On Target: Fighting “against” Daesh does not explain what or who we are fighting “for”

By: Scott Taylor

An aircraft technician from Air Task Force – Iraq inspects the nose landing gear of a CF-188 Hornet aircraft at the Camp Patrice Vincent flight line, in Kuwait during Operation IMPACT on December 11, 2015. (combat camera)

An aircraft technician from Air Task Force – Iraq inspects the nose landing gear of a CF-188 Hornet aircraft at the Camp Patrice Vincent flight line, in Kuwait during Operation IMPACT on December 11, 2015. (combat camera)

Last Thursday, Daesh forces launched a surprise offensive against five separate objectives in Kurdish-controlled northern Iraq. It was quickly confirmed that members of the Canadian Special Operations Regiment, deployed in the area as trainers, were involved in the combat effort to contain and, ultimately, repel the Daesh attackers.

Thankfully, there were no Canadian casualties during the 17-hour battle, or else the Defence Department would have been under more pressure to explain why our trainers were in the thick of a firefight.

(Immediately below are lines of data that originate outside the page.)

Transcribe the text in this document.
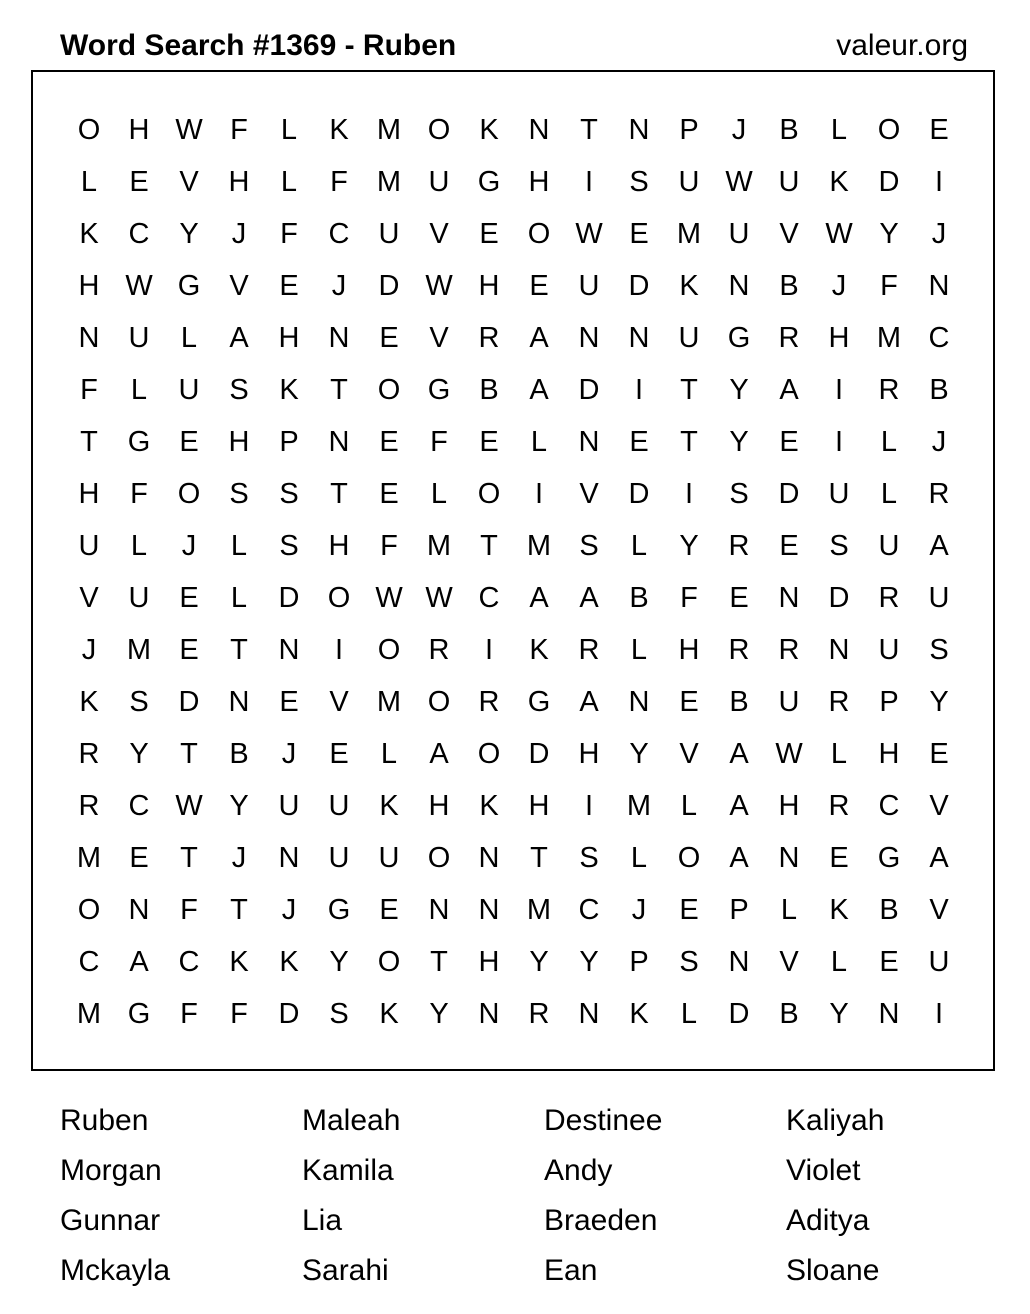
Word Search #1369 - Ruben	valeur.org
O H W F	L	K M O	K	N	T	N	P	J	B	L	O	E
L	E	V	H	L	F	M U G H	I	S	U W U	K	D	I
K	C	Y	J	F	C	U	V	E	O W E M U	V W Y	J
H W G	V	E	J	D W H	E	U	D	K	N	B	J	F	N
N	U	L	A	H	N	E	V	R	A	N	N	U G R	H M C
F	L	U	S	K	T	O G	B	A	D	I	T	Y	A	I	R	B
T	G	E	H	P	N	E	F	E	L	N	E	T	Y	E	I	L	J
H	F	O	S	S	T	E	L	O	I	V	D	I	S	D	U	L	R
U	L	J	L	S	H	F	M	T	M S	L	Y	R	E	S	U	A
V	U	E	L	D O W W C	A	A	B	F	E	N	D	R	U
J	M E	T	N	I	O R	I	K	R	L	H	R	R	N	U	S
K	S	D	N	E	V M O R G	A	N	E	B	U	R	P	Y
R	Y	T	B	J	E	L	A	O D	H	Y	V	A W L	H	E
R	C W Y	U	U	K	H	K	H	I	M	L	A	H	R	C	V
M E	T	J	N	U	U O N	T	S	L	O	A	N	E	G	A
O N	F	T	J	G	E	N	N M C	J	E	P	L	K	B	V
C	A	C	K	K	Y	O	T	H	Y	Y	P	S	N	V	L	E	U
M G	F	F	D	S	K	Y	N	R	N	K	L	D	B	Y	N	I
Ruben	Maleah	Destinee	Kaliyah
Morgan	Kamila	Andy	Violet
Gunnar	Lia	Braeden	Aditya
Mckayla	Sarahi	Ean	Sloane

Foreign advisers deployed to fight alongside local militias are known as mentors. In Afghanistan, a large number of Canadian soldiers participated in the Operational Mentoring and Liaison Team program wherein they went into combat to bolster their Afghan counterparts.

The Canadians in Iraq do not have a mentoring mandate; they are trainers. And despite the bluster they fed to the all-too-willing media analysts, soldiers do not do their training on the front lines.

Of course, of far more importance than dissecting the criteria as to what constitutes “combat” versus engaging the enemy in “self-defence” is the fact that Daesh was able to mount such a significant, multi-pronged attack.

For months now, we have been reassured by NATO and American Pentagon spokespersons that the allied air campaign has successfully contained Daesh in Iraq. Canadian officials repeatedly bragged that we had Daesh “on its back foot” — in other words, off balance and on the defensive.

When the Harper government was in the process of not only extending the bombing campaign in Iraq, but also illegally expanding it to include targets inside Syrian sovereign territory, the rationale given was that Daesh had largely pulled out of its Iraqi strongholds. The paucity of identifiable bombing targets in Iraq meant that our pilots had to hunt Daesh evildoers in their Syrian lairs. That this would mean violating international law mattered squat, because the Americans were already doing it, and hey, those beheading guys are really, really evil.

Barely six weeks after Canada began bombing in Syria, Daesh sprang forward off its back foot with a major offensive in central Iraq. The U.S.-trained and -equipped Iraqi security forces in the city of Ramadi didn’t just flee in the face of the Daesh attackers, they made sure that all the equipment and arms that they abandoned to Daesh were fully serviceable. In one fell swoop, Daesh came into possession of more armoured vehicles, heavy weapons and munitions than the allied air campaign had destroyed to date.

The Ramadi setback also contradicted NATO’s faulty intelligence assessment that Daesh had fled into Syria. Despite all of NATO’s cumulative high-tech surveillance suites — including satellites and Canada’s CP-140 Aurora patrol aircraft — low-tech Daesh fighters still took us completely by surprise. How is it that these sandal-wearing, Kalashnikov-toting maniacs are able to evade and elude the world’s most sophisticated observation capabilities? The same question could be asked about NATO’s failure to detect the Daesh buildup prior to Thursday’s assault.

Sure, in the end, the Kurdish peshmerga militias, aided by allied combat planes, were able to regain the lost territory. And yes, for those tub-thumping Colonel Blimps who just love it when our lads and ladies are in a real shooting war, last Thursday’s skirmish was the stuff of old-fashioned matinee movies. Guns ablaze, the good guys give ground, then the cavalry arrives (in the form of modern combat jets) and the bad guys get blasted to bits.

For the warmongers, this little bit of drama, with a Canadian contribution, has fuelled their calls for Prime Minister Justin Trudeau to rethink his position on withdrawing our CF-18s from the allied bombing effort.

What the Daesh offensive actually illustrates is that, after more than 14 months of aerial bombardment, the group is still on its front foot.

If the current strategy is failing to work, then continuing to do the same thing in perpetuity makes no sense. It took 15 years in Afghanistan to figure out that we could never “win,” and in Iraq we still don’t even have a plan for what victory will look like.

If the Colonel Blimps need a fix of derring-do, let them reread old copies of Illustrated Weekly magazines. Canada should not be an active participant in a complex conflict with such potentially catastrophic consequences when we don’t even fully understand the equation.

Fighting “against” Daesh does not explain what or who we are fighting “for.”